Changer le jeu ou changer les règles du jeu ?

Changer le jeu ou changer les règles du jeu ?

March 06, 20262 min read

Avez-vous remarqué que certains types de changement bouleversent et génèrent de la résistance, alors que d'autres ne posent aucun problème ?

Prenez un commercial qui doit traiter ce mois-ci un client réellement difficile, à problèmes… ce qui l'oblige à travailler deux fois plus. Pensez-vous que ce commercial va se mettre en grève pour cela ?

Prenez un responsable du parc automobile. Son fournisseur habituel vient d’être racheté et tous ses contrats sont impactés. Croyez-vous qu'il se mettra en grève lui aussi ?

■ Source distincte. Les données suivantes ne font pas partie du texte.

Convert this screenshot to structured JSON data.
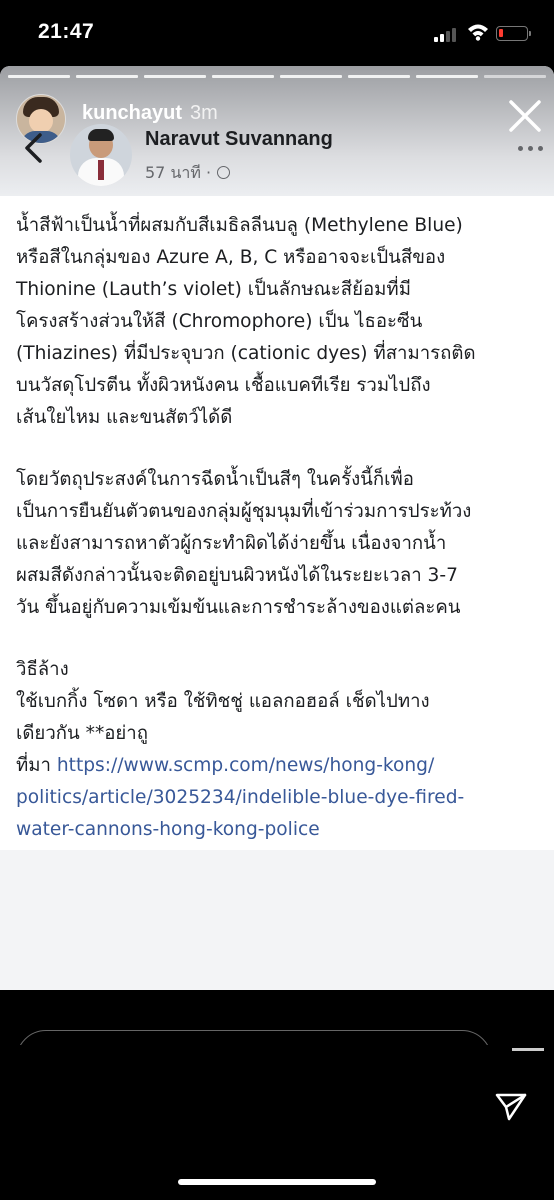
{
  "status_bar": {
    "time": "21:47"
  },
  "story": {
    "username": "kunchayut",
    "time_ago": "3m",
    "segments": 8
  },
  "post": {
    "author": "Naravut Suvannang",
    "time": "57 นาที ·",
    "paragraph1": [
      "น้ำสีฟ้าเป็นน้ำที่ผสมกับสีเมธิลลีนบลู (Methylene Blue)",
      "หรือสีในกลุ่มของ Azure A, B, C หรืออาจจะเป็นสีของ",
      "Thionine (Lauth’s violet) เป็นลักษณะสีย้อมที่มี",
      "โครงสร้างส่วนให้สี (Chromophore) เป็น ไธอะซีน",
      "(Thiazines) ที่มีประจุบวก (cationic dyes) ที่สามารถติด",
      "บนวัสดุโปรตีน ทั้งผิวหนังคน เชื้อแบคทีเรีย รวมไปถึง",
      "เส้นใยไหม และขนสัตว์ได้ดี"
    ],
    "paragraph2": [
      "โดยวัตถุประสงค์ในการฉีดน้ำเป็นสีๆ ในครั้งนี้ก็เพื่อ",
      "เป็นการยืนยันตัวตนของกลุ่มผู้ชุมนุมที่เข้าร่วมการประท้วง",
      "และยังสามารถหาตัวผู้กระทำผิดได้ง่ายขึ้น เนื่องจากน้ำ",
      "ผสมสีดังกล่าวนั้นจะติดอยู่บนผิวหนังได้ในระยะเวลา 3-7",
      "วัน ขึ้นอยู่กับความเข้มข้นและการชำระล้างของแต่ละคน"
    ],
    "paragraph3": [
      "วิธีล้าง",
      "ใช้เบกกิ้ง โซดา หรือ ใช้ทิชชู่ แอลกอฮอล์ เช็ดไปทาง",
      "เดียวกัน **อย่าถู"
    ],
    "source_label": "ที่มา ",
    "source_link": [
      "https://www.scmp.com/news/hong-kong/",
      "politics/article/3025234/indelible-blue-dye-fired-",
      "water-cannons-hong-kong-police"
    ]
  }
}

Prenez un DRH qui a embauché le mauvais employé, lequel détruit tout sur son passage et génère pour toute la société bien plus de travail que s'il n'était pas là. Croyez-vous que le DRH va se mettre à hurler contre sa direction ?

Évidemment non.

Peut-être se plaindront-ils de la vie, des difficultés professionnelles, etc., mais ils ne chercheront pas à résister à ce changement subi ; il y a certains changements que l'on considère comme « normaux ». Aussi pénibles soient-ils, les changements que l'on considère faire partie du « jeu » — c’est-à-dire les problèmes qui sont censés être traités ou subis par la fonction que l'on occupe — ne suscitent jamais aucune résistance.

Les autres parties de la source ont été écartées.